Every 5 iterations, print a brief status:
Iter 15: metric 81.2 (baseline 72.3, +8.9, best 81.2) | 6 keeps, 8 discards, 1 crash | stagnation 0/15
Whatever causes the stop - bounded completion, Until target, Stagnation cap, interrupt, fatal - print this block before yielding control:
=== Iterate Complete ===
Stopped: target reached (Until ≥ 90.0)
Iterations: 23
Baseline: 72.3 -> Final 90.4 (+18.1)
Best: 90.4 @ iter 22 ("add integration tests for payment flow")
Keeps: 14 | Discards: 8 | Crashes: 1
Branch: iterate/increase-test-coverage-to-90
Tag: iterate/best -> 7f8a9b2
Next: review the branch, then merge / PR / cherry-pick / discard at your discretion.
Recovery from regression: git checkout iterate/best
The "Stopped" line names the trigger. Common values: bounded completion, target reached, stagnation cap, user interrupt, fatal error.
The pattern is universal. Change the inputs, not the loop.
| Domain | Goal | Verify | Direction |
|---|---|---|---|
| Test coverage | Coverage to 90% | npm test -- --coverage | higher |
| Bundle size | Below 200KB | npm run build && stat -f%z dist/main.js | lower |
| Performance | Faster API response | npm run bench | grep p95 | lower |
| ML training | Lower validation loss | uv run train.py && grep val_bpb run.log | lower |
| Lint errors | Zero warnings | npm run lint 2>&1 | grep -c warning | lower |
| Lighthouse | Score above 95 | npx lighthouse --output=json | jq .score | higher |
| Code quality | Reduce complexity | npx complexity-report | grep average | lower |
The guard is an optional safety net - a command that must always pass regardless of what the main metric does.
If the metric improves but the guard fails, the change is reverted (or bisected, in batch mode). The agent should note WHY the guard failed and adapt future attempts accordingly.

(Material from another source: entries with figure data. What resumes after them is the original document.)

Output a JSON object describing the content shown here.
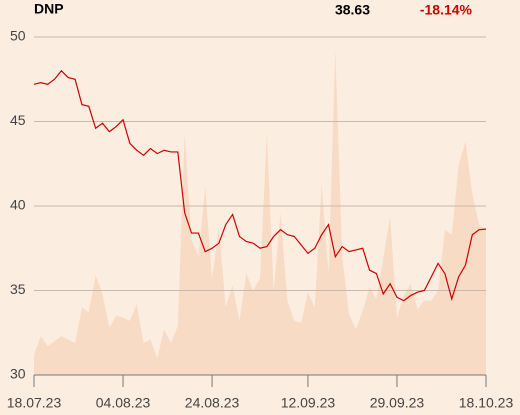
{
  "header": {
    "ticker": "DNP",
    "price": "38.63",
    "change": "-18.14%"
  },
  "chart_data": {
    "type": "line",
    "categories": [
      "18.07.23",
      null,
      null,
      null,
      null,
      null,
      null,
      null,
      null,
      null,
      null,
      null,
      null,
      "04.08.23",
      null,
      null,
      null,
      null,
      null,
      null,
      null,
      null,
      null,
      null,
      null,
      null,
      "24.08.23",
      null,
      null,
      null,
      null,
      null,
      null,
      null,
      null,
      null,
      null,
      null,
      null,
      null,
      "12.09.23",
      null,
      null,
      null,
      null,
      null,
      null,
      null,
      null,
      null,
      null,
      null,
      null,
      "29.09.23",
      null,
      null,
      null,
      null,
      null,
      null,
      null,
      null,
      null,
      null,
      null,
      null,
      "18.10.23"
    ],
    "series": [
      {
        "name": "volume",
        "kind": "area",
        "color": "#f8dbc5",
        "values": [
          31.2,
          32.3,
          31.7,
          32.0,
          32.3,
          32.1,
          31.9,
          34.0,
          33.7,
          35.9,
          34.8,
          32.8,
          33.5,
          33.4,
          33.2,
          34.2,
          31.9,
          32.1,
          31.0,
          32.7,
          31.9,
          32.9,
          44.3,
          38.0,
          37.0,
          41.1,
          35.7,
          38.7,
          34.0,
          35.3,
          33.2,
          36.0,
          35.0,
          35.7,
          44.3,
          35.0,
          39.6,
          34.4,
          33.2,
          33.1,
          34.9,
          34.0,
          41.3,
          36.0,
          49.2,
          37.0,
          33.6,
          32.7,
          33.8,
          35.2,
          34.5,
          36.9,
          39.4,
          33.4,
          34.7,
          35.4,
          33.9,
          34.4,
          34.4,
          35.0,
          38.6,
          38.3,
          42.4,
          43.8,
          40.7,
          38.9,
          38.6
        ]
      },
      {
        "name": "price",
        "kind": "line",
        "color": "#cc0000",
        "values": [
          47.2,
          47.3,
          47.2,
          47.5,
          48.0,
          47.6,
          47.5,
          46.0,
          45.9,
          44.6,
          44.9,
          44.4,
          44.7,
          45.1,
          43.7,
          43.3,
          43.0,
          43.4,
          43.1,
          43.3,
          43.2,
          43.2,
          39.6,
          38.4,
          38.4,
          37.3,
          37.5,
          37.8,
          38.9,
          39.5,
          38.2,
          37.9,
          37.8,
          37.5,
          37.6,
          38.2,
          38.6,
          38.3,
          38.2,
          37.7,
          37.2,
          37.5,
          38.3,
          38.9,
          37.0,
          37.6,
          37.3,
          37.4,
          37.5,
          36.2,
          36.0,
          34.8,
          35.4,
          34.6,
          34.4,
          34.7,
          34.9,
          35.0,
          35.8,
          36.6,
          36.0,
          34.5,
          35.8,
          36.5,
          38.3,
          38.6,
          38.63
        ]
      }
    ],
    "ylim": [
      30,
      50
    ],
    "yticks": [
      30,
      35,
      40,
      45,
      50
    ],
    "grid": true,
    "grid_color": "#c9b9ad"
  }
}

Common guards: npm test, tsc --noEmit, cargo check, pytest, go vet
/iterate
Goal: Increase test coverage from 72% to 90%
Scope: src/**/*.ts, src/**/*.test.ts
Verify: npm test -- --coverage | grep "All files" | awk '{print $10}'
Direction: higher
Guard: tsc --noEmit
Until: 90
Stagnation: 15
Batch: 3
Branch: auto
Runs until coverage hits 90% OR 15 consecutive iterations show no improvement, whichever first. 3 changes per iteration, bisected on regression. Lands on its own branch.
/iterate
Goal: Reduce lint warnings to zero
Scope: src/**/*.ts
Verify: npm run lint 2>&1 | grep -c warning
Direction: lower
Until: 0
Iterations: 50
Batch: 5
High-confidence mechanical fixes - batch aggressively. Stops at zero warnings or 50 iterations. Stays on current branch.
/iterate
Goal: Make the API faster
Agent scans codebase, suggests scope/verify/direction, asks once, then goes. Defaults: Batch: 1, Branch: current, unbounded.
/iterate
Goal: Reduce bundle size below 150KB
Scope: src/**/*.ts, webpack.config.js
Verify: npm run build 2>&1 | grep "main.js" | awk '{print $2}'
Direction: lower
Branch: auto
Runs indefinitely on iterate/reduce-bundle-size-below-150kb. User interrupts in the morning, reads the summary, decides whether to merge.